High-Entropy Grain Boundaries

TL;DR

This paper explores the thermodynamics and stabilization mechanisms of high-entropy grain boundaries in alloys and ceramics, highlighting their potential to enhance high-temperature stability and structural properties.

Contribution

It provides the first comprehensive thermodynamic analysis of high-entropy grain boundaries, introducing a simplified segregation model applicable to both alloys and ceramics.

Findings

High-entropy grain boundaries reduce energy with increasing temperature.

HEGBs can stabilize nanocrystalline alloys at high temperatures.

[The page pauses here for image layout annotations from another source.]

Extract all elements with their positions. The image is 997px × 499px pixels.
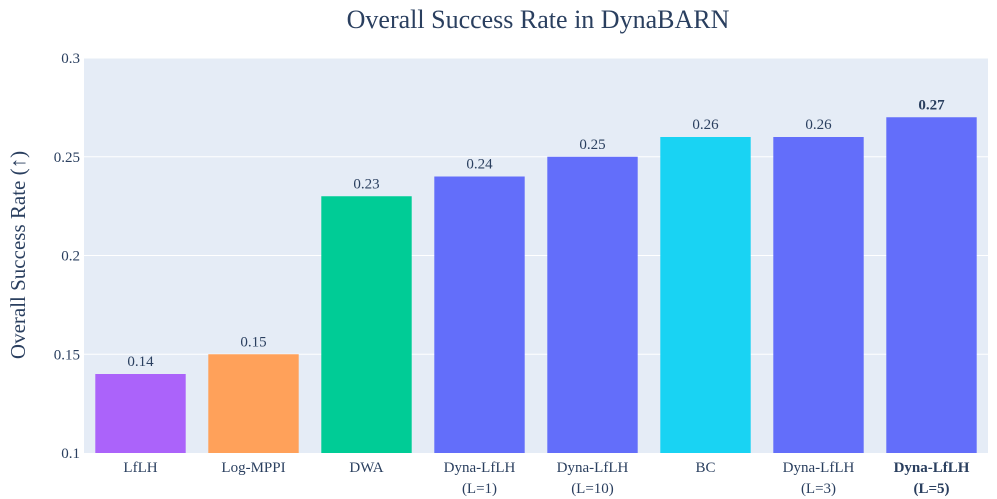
x-tick-label: Dyna-LfLH [783,460,855,476]
x-tick-label: DWA [349,460,383,476]
bar [95,374,186,453]
data-label: 0.15 [240,334,266,350]
data-label: 0.14 [127,354,154,370]
x-tick-label: Dyna-LfLH [557,460,629,476]
bar [321,196,412,453]
data-label: 0.25 [579,137,605,153]
y-tick-label: 0.2 [61,249,80,265]
y-tick-label: 0.3 [61,51,80,67]
chart-title: Overall Success Rate in DynaBARN [347,5,730,34]
y-axis-label: Overall Success Rate (↑) [6,151,30,359]
bar [773,137,864,453]
x-tick-label: (L=1) [462,481,497,497]
bar [547,156,638,453]
y-tick-labels: 0.1 0.15 0.2 0.25 0.3 [54,51,80,462]
y-tick-label: 0.15 [54,347,80,363]
x-tick-labels: LfLH Log-MPPI DWA Dyna-LfLH (L=1) Dyna-LfLH (L… [123,460,969,497]
x-tick-label: Log-MPPI [221,460,285,476]
x-tick-label: BC [695,460,715,476]
bar [886,117,977,453]
x-tick-label: Dyna-LfLH [894,460,970,476]
data-label: 0.24 [466,157,493,173]
bars-group [95,117,977,453]
x-tick-label: (L=10) [571,481,614,497]
y-tick-label: 0.1 [61,446,80,462]
x-tick-label: Dyna-LfLH [444,460,516,476]
bar [434,176,525,453]
x-tick-label: (L=3) [801,481,836,497]
data-label: 0.27 [918,97,945,113]
data-label: 0.26 [692,117,719,133]
bar [208,354,299,453]
bar [660,137,751,453]
x-tick-label: (L=5) [913,481,949,497]
data-label: 0.26 [805,117,832,133]
data-labels: 0.14 0.15 0.23 0.24 0.25 0.26 0.26 0.27 [127,97,945,370]
x-tick-label: LfLH [123,460,157,476]
data-label: 0.23 [353,176,379,192]
y-tick-label: 0.25 [54,150,80,166]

Structural disordering in GBs offers opportunities for higher entropy states.

Abstract

Do high-entropy alloys and ceramics have their grain boundary (GB) counterparts? As the concept of high-entropy grain boundaries (HEGBs) was initially proposed in 2016, this article provides the first complete and rigorous discussion of the underlying interfacial thermodynamics. A simplified segregation model can illustrate both GB and bulk high-entropy effects, which reduce GB energy with increasing temperature for saturated multicomponent (conventional and high-entropy) alloys. HEGBs can be utilized to stabilize nanocrystalline alloys at high temperatures via thermodynamic and kinetic effects. GB structural disordering and transitions offer further opportunities to attain higher effective GB entropies. Future perspective is discussed.